The Tenth Circuit has not ruled that changed circumstances are a predicate for modifying a confirmed Chapter 13 plan. In re Ramsey, 507 B.R. 736, 741 (Bankr.D.Kan.2014). However, since the eleven Flygare factors are not exclusive, the Court may consider other relevant circumstances to determine good faith, including changed circumstances. [Id. ]. As determined in Lane and Clay, destruction of the vehicle collateral may constitute “changed circumstances”. Loss of use of the collateral is not involved in the present case. Other courts consider a change in financial circumstances as a major factor in the Court exercising its discretion on whether to allow modification. Le u ellen, 322 B.R. at 656 (“... modification allows Chapter 13 debtors who experience a dramatic change in their income, and who act in good faith and with the bankruptcy court's approval, to surrender collateral to the secured creditor....”); In re Rodriguez, 430 B.R. 694 (Bankr.M.D. Florida 2010) (debtor suffered a decrease in income and could no longer afford to maintain two vehicles); In re Boykin, 428 B.R. 662 (Bankr.D.S.C.2009) (unanticipated increase in debtor's living expenses); In re Sellers, 409 B.R. 820 (Bankr.W.D.La.2009) (increased medical expenses); In re Hernandez, 282 B.R. 200 (Bankr.S.D.Tex.2002) (surrender of vehicle needed to allow debtors to make payments sufficient to keep family home); In re Townley, 256 B.R. 697 (Bankr.D.N.J.2000) (debtor-wife lost her job).

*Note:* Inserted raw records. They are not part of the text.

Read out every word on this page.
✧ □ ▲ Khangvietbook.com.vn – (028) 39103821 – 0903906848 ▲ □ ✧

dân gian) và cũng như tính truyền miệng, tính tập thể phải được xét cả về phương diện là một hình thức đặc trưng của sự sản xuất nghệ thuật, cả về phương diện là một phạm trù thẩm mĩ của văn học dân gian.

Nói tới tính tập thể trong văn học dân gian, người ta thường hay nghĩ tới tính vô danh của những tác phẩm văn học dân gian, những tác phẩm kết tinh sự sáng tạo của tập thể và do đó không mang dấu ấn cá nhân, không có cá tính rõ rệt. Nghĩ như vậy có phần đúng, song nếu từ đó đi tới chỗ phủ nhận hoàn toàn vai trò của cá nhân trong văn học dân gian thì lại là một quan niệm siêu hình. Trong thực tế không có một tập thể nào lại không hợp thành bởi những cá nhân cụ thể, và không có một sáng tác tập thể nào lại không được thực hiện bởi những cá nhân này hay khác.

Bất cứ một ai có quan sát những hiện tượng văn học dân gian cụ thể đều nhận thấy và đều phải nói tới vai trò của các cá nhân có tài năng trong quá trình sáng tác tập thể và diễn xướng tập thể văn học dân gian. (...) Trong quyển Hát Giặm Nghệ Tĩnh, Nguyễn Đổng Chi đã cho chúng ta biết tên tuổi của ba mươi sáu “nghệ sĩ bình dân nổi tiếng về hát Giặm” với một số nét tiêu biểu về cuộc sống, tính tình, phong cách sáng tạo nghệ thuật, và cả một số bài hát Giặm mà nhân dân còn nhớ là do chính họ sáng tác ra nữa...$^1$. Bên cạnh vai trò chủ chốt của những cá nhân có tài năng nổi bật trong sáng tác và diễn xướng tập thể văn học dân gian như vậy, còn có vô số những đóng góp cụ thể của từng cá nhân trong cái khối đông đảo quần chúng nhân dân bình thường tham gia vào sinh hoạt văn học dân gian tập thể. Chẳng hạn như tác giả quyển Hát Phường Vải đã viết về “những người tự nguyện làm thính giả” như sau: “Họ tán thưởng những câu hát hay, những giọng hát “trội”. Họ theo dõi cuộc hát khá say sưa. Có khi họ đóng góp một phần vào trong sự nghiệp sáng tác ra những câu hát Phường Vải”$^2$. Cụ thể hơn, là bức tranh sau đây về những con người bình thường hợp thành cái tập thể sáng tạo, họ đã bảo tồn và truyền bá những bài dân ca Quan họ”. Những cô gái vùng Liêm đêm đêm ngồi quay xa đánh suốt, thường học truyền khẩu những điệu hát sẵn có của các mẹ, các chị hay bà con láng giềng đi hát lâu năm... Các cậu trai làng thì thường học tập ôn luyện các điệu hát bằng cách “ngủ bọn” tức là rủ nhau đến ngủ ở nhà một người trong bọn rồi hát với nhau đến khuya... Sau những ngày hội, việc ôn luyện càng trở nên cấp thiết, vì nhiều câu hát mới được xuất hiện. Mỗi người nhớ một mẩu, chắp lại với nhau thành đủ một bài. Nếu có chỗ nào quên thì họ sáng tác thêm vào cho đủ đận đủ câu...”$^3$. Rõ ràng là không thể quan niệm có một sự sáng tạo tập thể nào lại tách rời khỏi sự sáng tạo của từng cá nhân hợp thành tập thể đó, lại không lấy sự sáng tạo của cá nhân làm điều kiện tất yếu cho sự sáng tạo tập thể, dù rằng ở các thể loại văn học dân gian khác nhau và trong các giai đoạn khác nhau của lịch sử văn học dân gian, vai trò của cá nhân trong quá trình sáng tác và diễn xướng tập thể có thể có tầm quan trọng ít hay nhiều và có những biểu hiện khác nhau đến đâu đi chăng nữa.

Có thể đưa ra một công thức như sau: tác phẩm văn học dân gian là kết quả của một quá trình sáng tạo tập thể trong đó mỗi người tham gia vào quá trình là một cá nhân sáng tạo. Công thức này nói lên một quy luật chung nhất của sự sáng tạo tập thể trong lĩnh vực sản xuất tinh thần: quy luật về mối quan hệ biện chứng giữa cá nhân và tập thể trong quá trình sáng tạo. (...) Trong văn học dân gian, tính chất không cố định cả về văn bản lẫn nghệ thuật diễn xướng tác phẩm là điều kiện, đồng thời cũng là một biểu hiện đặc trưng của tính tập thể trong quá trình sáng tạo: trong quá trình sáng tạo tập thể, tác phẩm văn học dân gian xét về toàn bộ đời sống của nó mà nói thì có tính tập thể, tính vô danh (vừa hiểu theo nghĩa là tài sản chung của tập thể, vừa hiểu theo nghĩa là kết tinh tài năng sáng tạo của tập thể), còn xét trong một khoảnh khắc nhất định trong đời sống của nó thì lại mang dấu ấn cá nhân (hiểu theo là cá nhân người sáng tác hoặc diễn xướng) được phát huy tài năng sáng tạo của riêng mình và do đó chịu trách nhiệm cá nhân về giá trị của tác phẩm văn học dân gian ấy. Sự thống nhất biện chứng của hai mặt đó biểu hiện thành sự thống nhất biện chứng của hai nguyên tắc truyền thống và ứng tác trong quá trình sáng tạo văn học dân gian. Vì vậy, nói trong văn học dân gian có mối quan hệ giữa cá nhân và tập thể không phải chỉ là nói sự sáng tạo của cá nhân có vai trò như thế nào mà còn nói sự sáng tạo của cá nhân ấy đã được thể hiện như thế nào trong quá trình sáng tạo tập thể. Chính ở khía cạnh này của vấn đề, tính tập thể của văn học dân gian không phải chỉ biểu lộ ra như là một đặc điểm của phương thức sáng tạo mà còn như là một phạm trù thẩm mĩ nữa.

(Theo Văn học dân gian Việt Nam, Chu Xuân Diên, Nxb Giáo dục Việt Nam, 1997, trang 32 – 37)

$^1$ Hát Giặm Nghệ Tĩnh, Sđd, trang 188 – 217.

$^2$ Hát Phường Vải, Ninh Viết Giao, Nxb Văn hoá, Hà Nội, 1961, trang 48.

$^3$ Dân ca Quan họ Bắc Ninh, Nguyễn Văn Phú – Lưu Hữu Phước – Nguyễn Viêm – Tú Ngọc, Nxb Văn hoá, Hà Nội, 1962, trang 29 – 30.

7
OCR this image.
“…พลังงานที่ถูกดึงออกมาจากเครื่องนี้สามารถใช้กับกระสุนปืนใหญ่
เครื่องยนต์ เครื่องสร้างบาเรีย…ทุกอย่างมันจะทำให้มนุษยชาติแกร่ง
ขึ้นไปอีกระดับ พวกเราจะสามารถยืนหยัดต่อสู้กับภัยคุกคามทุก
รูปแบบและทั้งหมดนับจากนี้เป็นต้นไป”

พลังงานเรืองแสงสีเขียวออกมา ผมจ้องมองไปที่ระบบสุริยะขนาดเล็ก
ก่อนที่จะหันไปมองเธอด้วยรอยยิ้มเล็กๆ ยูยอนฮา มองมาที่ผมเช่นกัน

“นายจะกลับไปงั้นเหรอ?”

Here, Debtor's Motion and Response are silent with respect to any changes in Debtor's financial situation. The allegation that the Vehicle is too expensive and that Debtor doesn't have the ability to make the payments is not sufficient to determine whether her financial circumstances have changed since the presentation and confirmation of her original plan. A mere change in heart, or mind, is not, in this Court's opinion, sufficient “changed circumstances” necessary for a showing of good faith required to allow modification.
Conclusion
Based on the foregoing, Debtor's Motion to Modify is DENIED.